Em algumas publicações, Guaranho reproduz a falsa paranoia sobre a segurança dos imunizantes expressada por Bolsonaro. Em outras, no entanto, brada que o governo federal seria o responsável pelo sucesso da vacinação no país, e não os governadores – algo que também foi propagandeado pelo Planalto. Em 2020, quando Bolsonaro diminuiu os ataques ao Congresso e redirecinou sua retórica contra o Supremo Tribunal Federal,  o agente penitenciário passou a fazer o mesmo nas suas redes.

Outras publicações manifestam apoio a ações violentas da polícia. Em maio de 2021, por exemplo, após Bolsonaro elogiar a ação policial que resultou na morte de 28 pessoas na favela do Jacarezinho, Guaranho escreveu no Twitter: "Votei nele pra isso mesmo! Fosse pra defender bandido teria votado no PT!".

Há também publicações com ofensas homofóbicas. Em diversas oportunidades ele atacou outros usuários com frases como "Você queima?". Em outra, ridiculariza o suícidio do filho de uma cantora que havia sido alvo de ataques homofóbicos nas redes. "Seleção natural", escreveu Guaranho em 2021 abaixo de publicação sobre o caso.

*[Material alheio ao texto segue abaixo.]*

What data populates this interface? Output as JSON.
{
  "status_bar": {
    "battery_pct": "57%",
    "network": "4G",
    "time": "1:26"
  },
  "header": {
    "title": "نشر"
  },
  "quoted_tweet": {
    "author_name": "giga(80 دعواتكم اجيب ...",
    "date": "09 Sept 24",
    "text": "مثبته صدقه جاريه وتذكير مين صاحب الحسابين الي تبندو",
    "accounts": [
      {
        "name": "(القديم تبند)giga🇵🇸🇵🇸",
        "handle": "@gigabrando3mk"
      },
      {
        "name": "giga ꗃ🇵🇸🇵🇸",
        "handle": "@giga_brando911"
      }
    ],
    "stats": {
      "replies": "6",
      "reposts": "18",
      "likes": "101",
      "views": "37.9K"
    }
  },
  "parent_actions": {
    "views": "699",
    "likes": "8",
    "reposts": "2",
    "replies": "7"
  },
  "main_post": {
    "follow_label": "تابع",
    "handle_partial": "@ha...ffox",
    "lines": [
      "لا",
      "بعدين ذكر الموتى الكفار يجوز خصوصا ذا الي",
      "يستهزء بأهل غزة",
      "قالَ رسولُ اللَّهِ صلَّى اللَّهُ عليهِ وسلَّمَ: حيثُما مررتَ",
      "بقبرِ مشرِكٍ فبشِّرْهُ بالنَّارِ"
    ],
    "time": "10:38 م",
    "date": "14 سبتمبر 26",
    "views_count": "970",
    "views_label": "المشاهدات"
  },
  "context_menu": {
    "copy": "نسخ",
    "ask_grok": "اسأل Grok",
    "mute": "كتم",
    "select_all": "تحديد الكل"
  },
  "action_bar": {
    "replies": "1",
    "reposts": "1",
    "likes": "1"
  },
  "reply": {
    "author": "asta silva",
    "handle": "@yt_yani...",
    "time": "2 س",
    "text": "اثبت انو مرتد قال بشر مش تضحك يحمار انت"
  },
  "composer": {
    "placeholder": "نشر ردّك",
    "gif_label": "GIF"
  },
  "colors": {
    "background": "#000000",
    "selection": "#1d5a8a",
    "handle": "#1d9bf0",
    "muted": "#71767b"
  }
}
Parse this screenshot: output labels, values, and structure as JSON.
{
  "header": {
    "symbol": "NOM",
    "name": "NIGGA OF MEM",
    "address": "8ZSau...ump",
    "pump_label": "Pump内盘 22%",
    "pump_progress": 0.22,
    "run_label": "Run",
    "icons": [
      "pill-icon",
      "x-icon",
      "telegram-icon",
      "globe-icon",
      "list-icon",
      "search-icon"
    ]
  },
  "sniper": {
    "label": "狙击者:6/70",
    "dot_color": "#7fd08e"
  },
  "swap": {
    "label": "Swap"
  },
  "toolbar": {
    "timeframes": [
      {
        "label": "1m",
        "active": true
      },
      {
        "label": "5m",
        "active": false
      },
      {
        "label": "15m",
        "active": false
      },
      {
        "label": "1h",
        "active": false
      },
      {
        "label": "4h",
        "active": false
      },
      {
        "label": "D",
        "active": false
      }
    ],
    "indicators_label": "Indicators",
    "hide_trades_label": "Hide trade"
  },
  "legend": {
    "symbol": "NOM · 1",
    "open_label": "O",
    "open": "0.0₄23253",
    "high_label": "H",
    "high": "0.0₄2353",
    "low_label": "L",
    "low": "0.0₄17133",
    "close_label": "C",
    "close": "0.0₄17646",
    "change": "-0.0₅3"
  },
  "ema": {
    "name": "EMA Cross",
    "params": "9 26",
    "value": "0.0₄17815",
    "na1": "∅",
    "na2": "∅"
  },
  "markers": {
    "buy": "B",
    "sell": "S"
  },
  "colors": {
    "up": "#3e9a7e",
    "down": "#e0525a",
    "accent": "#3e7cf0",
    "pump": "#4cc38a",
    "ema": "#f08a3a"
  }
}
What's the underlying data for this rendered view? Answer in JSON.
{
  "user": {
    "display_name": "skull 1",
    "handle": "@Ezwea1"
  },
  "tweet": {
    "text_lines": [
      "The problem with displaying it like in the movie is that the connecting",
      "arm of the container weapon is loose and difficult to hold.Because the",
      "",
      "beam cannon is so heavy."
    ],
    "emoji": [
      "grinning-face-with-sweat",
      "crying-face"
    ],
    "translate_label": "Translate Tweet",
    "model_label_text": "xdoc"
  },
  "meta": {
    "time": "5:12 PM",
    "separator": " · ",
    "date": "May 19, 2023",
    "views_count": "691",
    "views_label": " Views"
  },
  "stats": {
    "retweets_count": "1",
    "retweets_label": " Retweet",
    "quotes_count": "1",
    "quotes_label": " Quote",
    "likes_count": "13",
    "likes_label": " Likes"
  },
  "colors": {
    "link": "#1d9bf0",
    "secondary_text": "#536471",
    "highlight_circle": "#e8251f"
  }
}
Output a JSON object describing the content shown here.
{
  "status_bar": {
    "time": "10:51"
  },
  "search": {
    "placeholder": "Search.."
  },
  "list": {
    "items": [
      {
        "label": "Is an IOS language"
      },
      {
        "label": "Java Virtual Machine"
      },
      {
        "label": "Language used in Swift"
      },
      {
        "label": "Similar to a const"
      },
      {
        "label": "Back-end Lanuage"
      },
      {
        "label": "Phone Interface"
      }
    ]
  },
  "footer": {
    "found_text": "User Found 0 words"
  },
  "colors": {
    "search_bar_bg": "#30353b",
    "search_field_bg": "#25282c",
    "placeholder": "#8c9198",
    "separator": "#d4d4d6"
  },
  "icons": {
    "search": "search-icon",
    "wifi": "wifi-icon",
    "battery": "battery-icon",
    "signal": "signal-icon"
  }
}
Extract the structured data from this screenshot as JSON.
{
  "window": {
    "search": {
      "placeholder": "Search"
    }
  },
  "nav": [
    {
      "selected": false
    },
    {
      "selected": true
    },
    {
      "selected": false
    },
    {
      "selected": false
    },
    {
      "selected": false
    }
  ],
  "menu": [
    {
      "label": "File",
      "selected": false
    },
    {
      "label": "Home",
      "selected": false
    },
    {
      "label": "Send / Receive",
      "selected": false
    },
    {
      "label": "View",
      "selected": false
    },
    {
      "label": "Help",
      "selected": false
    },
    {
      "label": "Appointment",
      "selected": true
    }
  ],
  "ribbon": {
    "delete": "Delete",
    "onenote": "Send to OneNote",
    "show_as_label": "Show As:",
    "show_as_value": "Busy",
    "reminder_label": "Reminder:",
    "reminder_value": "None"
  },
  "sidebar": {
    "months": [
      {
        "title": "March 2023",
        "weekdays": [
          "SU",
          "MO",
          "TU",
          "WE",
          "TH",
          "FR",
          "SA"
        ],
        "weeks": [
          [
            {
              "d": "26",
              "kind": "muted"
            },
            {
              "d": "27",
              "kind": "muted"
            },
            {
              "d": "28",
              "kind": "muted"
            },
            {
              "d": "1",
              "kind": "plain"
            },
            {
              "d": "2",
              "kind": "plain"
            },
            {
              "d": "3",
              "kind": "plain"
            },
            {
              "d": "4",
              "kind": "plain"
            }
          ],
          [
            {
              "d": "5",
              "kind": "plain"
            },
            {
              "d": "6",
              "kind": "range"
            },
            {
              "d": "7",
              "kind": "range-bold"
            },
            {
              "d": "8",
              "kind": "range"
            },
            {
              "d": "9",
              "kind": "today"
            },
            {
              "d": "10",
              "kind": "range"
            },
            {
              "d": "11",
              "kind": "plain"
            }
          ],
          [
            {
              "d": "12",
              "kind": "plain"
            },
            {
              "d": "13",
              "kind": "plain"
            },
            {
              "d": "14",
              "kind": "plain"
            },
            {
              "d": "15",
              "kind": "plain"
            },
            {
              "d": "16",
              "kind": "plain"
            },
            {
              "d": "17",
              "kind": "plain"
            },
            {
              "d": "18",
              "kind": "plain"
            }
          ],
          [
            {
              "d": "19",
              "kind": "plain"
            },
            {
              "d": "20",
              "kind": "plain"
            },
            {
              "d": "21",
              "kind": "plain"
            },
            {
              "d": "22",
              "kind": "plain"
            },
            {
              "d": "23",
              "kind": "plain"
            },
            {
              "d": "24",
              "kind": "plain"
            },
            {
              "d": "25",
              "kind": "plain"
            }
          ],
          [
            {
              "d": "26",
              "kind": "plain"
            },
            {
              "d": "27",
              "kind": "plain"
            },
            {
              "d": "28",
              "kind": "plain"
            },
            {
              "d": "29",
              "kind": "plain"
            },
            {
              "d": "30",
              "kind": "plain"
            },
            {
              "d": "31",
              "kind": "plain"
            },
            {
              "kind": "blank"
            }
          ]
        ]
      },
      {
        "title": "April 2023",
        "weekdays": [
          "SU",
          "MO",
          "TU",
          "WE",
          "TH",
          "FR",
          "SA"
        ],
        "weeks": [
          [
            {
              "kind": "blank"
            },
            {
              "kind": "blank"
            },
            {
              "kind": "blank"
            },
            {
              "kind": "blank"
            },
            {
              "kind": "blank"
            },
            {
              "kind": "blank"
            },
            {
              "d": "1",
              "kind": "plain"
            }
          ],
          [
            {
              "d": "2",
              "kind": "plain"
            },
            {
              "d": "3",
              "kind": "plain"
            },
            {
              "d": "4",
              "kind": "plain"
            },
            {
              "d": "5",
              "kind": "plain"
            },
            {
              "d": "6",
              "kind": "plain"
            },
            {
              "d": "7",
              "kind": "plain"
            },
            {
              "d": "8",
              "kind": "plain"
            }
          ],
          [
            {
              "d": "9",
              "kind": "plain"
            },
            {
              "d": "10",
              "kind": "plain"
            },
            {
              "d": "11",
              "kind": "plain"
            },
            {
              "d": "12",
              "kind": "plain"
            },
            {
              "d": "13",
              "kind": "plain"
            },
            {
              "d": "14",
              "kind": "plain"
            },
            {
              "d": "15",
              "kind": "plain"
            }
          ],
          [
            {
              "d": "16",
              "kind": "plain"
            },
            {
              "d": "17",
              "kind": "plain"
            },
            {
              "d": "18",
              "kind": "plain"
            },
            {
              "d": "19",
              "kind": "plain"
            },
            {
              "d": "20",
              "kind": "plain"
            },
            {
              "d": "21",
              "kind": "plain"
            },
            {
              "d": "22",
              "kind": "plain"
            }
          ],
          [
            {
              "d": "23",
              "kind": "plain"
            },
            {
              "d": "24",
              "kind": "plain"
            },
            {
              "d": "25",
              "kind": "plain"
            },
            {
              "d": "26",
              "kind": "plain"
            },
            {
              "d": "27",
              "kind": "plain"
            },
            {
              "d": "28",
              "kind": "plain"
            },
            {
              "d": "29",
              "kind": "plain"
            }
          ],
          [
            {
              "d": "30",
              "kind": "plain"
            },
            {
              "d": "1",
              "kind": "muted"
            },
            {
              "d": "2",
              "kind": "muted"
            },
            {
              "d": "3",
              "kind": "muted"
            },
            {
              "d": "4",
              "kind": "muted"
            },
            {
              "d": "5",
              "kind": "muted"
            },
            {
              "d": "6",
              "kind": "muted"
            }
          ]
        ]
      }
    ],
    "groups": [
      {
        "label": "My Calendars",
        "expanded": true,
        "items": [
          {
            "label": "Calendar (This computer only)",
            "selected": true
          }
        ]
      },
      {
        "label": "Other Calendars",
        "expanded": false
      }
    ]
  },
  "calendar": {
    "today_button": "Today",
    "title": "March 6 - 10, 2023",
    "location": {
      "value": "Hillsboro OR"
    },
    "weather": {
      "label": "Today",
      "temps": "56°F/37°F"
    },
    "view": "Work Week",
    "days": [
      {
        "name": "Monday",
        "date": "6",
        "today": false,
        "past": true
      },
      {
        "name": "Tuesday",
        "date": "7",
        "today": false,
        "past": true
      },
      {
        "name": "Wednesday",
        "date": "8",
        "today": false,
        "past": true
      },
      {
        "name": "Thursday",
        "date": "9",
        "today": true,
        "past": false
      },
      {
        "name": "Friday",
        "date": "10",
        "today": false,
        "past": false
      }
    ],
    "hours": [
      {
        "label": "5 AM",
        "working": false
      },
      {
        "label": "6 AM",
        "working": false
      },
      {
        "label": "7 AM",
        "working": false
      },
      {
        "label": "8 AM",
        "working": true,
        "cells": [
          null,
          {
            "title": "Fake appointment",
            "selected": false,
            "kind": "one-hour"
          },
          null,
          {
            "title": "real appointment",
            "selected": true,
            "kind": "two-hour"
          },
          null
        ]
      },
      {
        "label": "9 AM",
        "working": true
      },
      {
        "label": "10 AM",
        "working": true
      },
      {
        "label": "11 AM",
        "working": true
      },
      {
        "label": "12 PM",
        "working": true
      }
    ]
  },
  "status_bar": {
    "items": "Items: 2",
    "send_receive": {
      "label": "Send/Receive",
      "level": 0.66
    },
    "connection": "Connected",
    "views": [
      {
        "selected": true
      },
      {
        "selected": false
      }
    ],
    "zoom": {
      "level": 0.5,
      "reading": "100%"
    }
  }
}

Guaranho também replicava com frequência publicações diretas de figuras do bolsonarismo.

Sua última mensagem antes do crime em Foz do Iguaçu é um retuíte de uma publicação do ex-presidente da Fundação Cultural Palmares, o bolsonarista Sérgio Camargo: "Não podemos permitir que bandidos travestidos de políticos retornem ao poder no Brasil. A responsabilidade é de cada um de nós".